Des chercheurs irlandais veulent administrer une "thérapie de choc" aux bactéries mangeuses de phosphate pour récolter davantage de la ressource rare.
Comme les combustibles fossiles, le phosphore est une matière première rare. De nouvelles techniques de recyclage du phosphore sont donc plus que bienvenues. Des chercheurs irlandais veulent maintenant administrer une "thérapie de choc" aux bactéries mangeuses de phosphate pour récolter davantage de la ressource rare.
Lors de la conférence de la Society for General Microbiology à Dublin cette semaine, des scientifiques ont proposé une nouvelle façon d'extraire le phosphate des eaux usées. Ils donnent aux bactéries qui extraient naturellement le phosphate de l'eau un "traitement de choc", les obligeant à stocker une quantité beaucoup plus importante de la substance dans leurs cellules.
À propos de la nature précise du traitement que le chercheur sur les bactéries John Mcrath de l'Université Queens de Belfast préfère ne rien perdre - il faut d'abord obtenir un brevet sur la méthode - mais le résultat est comparable à ce que nous faisons avant de plonger dans l'eau. "Au moment même où nous aspirons une bonne bouffée d'air, les bactéries se remplissent de phosphate."
Les bactéries sont déjà utilisées pour éliminer les phosphates des eaux usées. "Pour ce faire, l'eau doit passer par un réservoir anaérobie et un réservoir aérobie (dans lesquels il y a respectivement de l'oxygène et pas d'oxygène, ndlr)", explique Jeroen Deurinck de la société de purification d'eau Aquafin. "Parce que la construction d'un tel réservoir anaérobie coûte cher, nous n'utilisons la technique que dans des stations d'épuration suffisamment grandes." Une alternative consiste à précipiter chimiquement les phosphates en ajoutant de l'aluminium ou du fer à l'eau, par exemple, mais aussi cette méthode est coûteuse et produit une grande quantité de boues.
Selon McGrath, après le choc, les bactéries font le travail sans passer par un bassin anaérobie. Si les bactéries sont ensuite séparées du reste des eaux usées, cela produit une grande quantité de biomasse riche en phosphate. En utilisant les techniques existantes, le phosphate peut ensuite être récupéré et réutilisé comme matière première.
Matière première rare
Selon les chercheurs, la nouvelle méthode peut aider à récupérer le phosphate des eaux usées de manière plus efficace et moins chère. C'est important pour plusieurs raisons. Le phosphate qui se retrouve dans l'eau de surface peut entraîner une prolifération massive d'algues. Ces algues peuvent extraire tellement d'oxygène de l'eau que la vie devient impossible.

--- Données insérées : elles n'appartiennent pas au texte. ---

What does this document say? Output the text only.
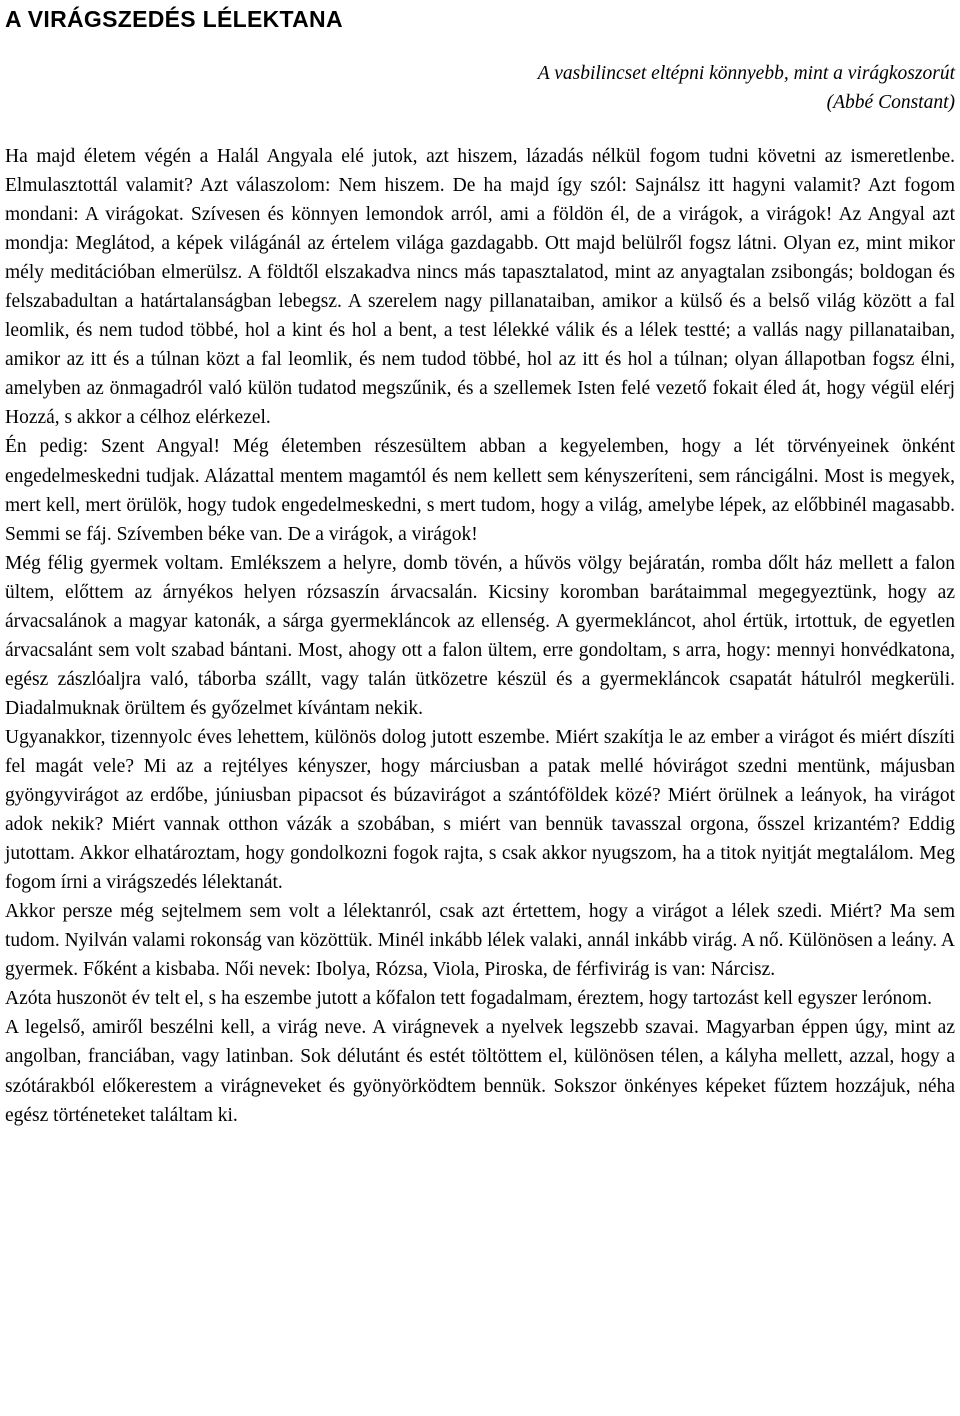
A VIRÁGSZEDÉS LÉLEKTANA
A vasbilincset eltépni könnyebb, mint a virágkoszorút
(Abbé Constant)

Ha majd életem végén a Halál Angyala elé jutok, azt hiszem, lázadás nélkül fogom tudni követni az ismeretlenbe. Elmulasztottál valamit? Azt válaszolom: Nem hiszem. De ha majd így szól: Sajnálsz itt hagyni valamit? Azt fogom mondani: A virágokat. Szívesen és könnyen lemondok arról, ami a földön él, de a virágok, a virágok! Az Angyal azt mondja: Meglátod, a képek világánál az értelem világa gazdagabb. Ott majd belülről fogsz látni. Olyan ez, mint mikor mély meditációban elmerülsz. A földtől elszakadva nincs más tapasztalatod, mint az anyagtalan zsibongás; boldogan és felszabadultan a határtalanságban lebegsz. A szerelem nagy pillanataiban, amikor a külső és a belső világ között a fal leomlik, és nem tudod többé, hol a kint és hol a bent, a test lélekké válik és a lélek testté; a vallás nagy pillanataiban, amikor az itt és a túlnan közt a fal leomlik, és nem tudod többé, hol az itt és hol a túlnan; olyan állapotban fogsz élni, amelyben az önmagadról való külön tudatod megszűnik, és a szellemek Isten felé vezető fokait éled át, hogy végül elérj Hozzá, s akkor a célhoz elérkezel.

Én pedig: Szent Angyal! Még életemben részesültem abban a kegyelemben, hogy a lét törvényeinek önként engedelmeskedni tudjak. Alázattal mentem magamtól és nem kellett sem kényszeríteni, sem ráncigálni. Most is megyek, mert kell, mert örülök, hogy tudok engedelmeskedni, s mert tudom, hogy a világ, amelybe lépek, az előbbinél magasabb. Semmi se fáj. Szívemben béke van. De a virágok, a virágok!

Még félig gyermek voltam. Emlékszem a helyre, domb tövén, a hűvös völgy bejáratán, romba dőlt ház mellett a falon ültem, előttem az árnyékos helyen rózsaszín árvacsalán. Kicsiny koromban barátaimmal megegyeztünk, hogy az árvacsalánok a magyar katonák, a sárga gyermekláncok az ellenség. A gyermekláncot, ahol értük, irtottuk, de egyetlen árvacsalánt sem volt szabad bántani. Most, ahogy ott a falon ültem, erre gondoltam, s arra, hogy: mennyi honvédkatona, egész zászlóaljra való, táborba szállt, vagy talán ütközetre készül és a gyermekláncok csapatát hátulról megkerüli. Diadalmuknak örültem és győzelmet kívántam nekik.

Ugyanakkor, tizennyolc éves lehettem, különös dolog jutott eszembe. Miért szakítja le az ember a virágot és miért díszíti fel magát vele? Mi az a rejtélyes kényszer, hogy márciusban a patak mellé hóvirágot szedni mentünk, májusban gyöngyvirágot az erdőbe, júniusban pipacsot és búzavirágot a szántóföldek közé? Miért örülnek a leányok, ha virágot adok nekik? Miért vannak otthon vázák a szobában, s miért van bennük tavasszal orgona, ősszel krizantém? Eddig jutottam. Akkor elhatároztam, hogy gondolkozni fogok rajta, s csak akkor nyugszom, ha a titok nyitját megtalálom. Meg fogom írni a virágszedés lélektanát.

Akkor persze még sejtelmem sem volt a lélektanról, csak azt értettem, hogy a virágot a lélek szedi. Miért? Ma sem tudom. Nyilván valami rokonság van közöttük. Minél inkább lélek valaki, annál inkább virág. A nő. Különösen a leány. A gyermek. Főként a kisbaba. Női nevek: Ibolya, Rózsa, Viola, Piroska, de férfivirág is van: Nárcisz.

Azóta huszonöt év telt el, s ha eszembe jutott a kőfalon tett fogadalmam, éreztem, hogy tartozást kell egyszer lerónom.

A legelső, amiről beszélni kell, a virág neve. A virágnevek a nyelvek legszebb szavai. Magyarban éppen úgy, mint az angolban, franciában, vagy latinban. Sok délutánt és estét töltöttem el, különösen télen, a kályha mellett, azzal, hogy a szótárakból előkerestem a virágneveket és gyönyörködtem bennük. Sokszor önkényes képeket fűztem hozzájuk, néha egész történeteket találtam ki.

Mais le phosphore est aussi une matière première rare. C'est une partie essentielle de tous les êtres vivants. Notre ADN en est en partie constitué et il joue un rôle dans notre approvisionnement énergétique - comme l'ATP (adénosine triphosphate). Notre corps contient environ 600 grammes de phosphore, principalement dans nos os. Environ 90 % de la quantité de phosphore extraite chaque année des roches contenant du phosphore se retrouve dans les engrais, le moteur de la productivité de notre agriculture moderne. On estime que la Terre contient environ 163 000 millions de tonnes de roche phosphorée. Pas exactement une petite quantité, mais seulement une partie de ce stock est facilement exploitable. Les scientifiques estiment que les réserves actuelles sont suffisantes pour encore 50 à 100 ans.
Le cycle du phosphore
Les intempéries libèrent le phosphore des roches dans lesquelles il est stocké. Ensuite, les plantes peuvent l'absorber et ainsi il entre dans la chaîne alimentaire et commence un voyage à travers les êtres vivants successifs. Le phosphore passe par une moyenne de 46 cycles locaux avant d'entrer dans les rivières et éventuellement dans l'océan par l'érosion et les eaux souterraines. Là, il est recyclé environ 800 fois avant de couler au fond de la mer et d'être stocké dans des couches de sédiments. Après des dizaines de millions d'années, il peut alors remonter à cause des mouvements tectoniques de la croûte terrestre, après quoi tout recommence à zéro.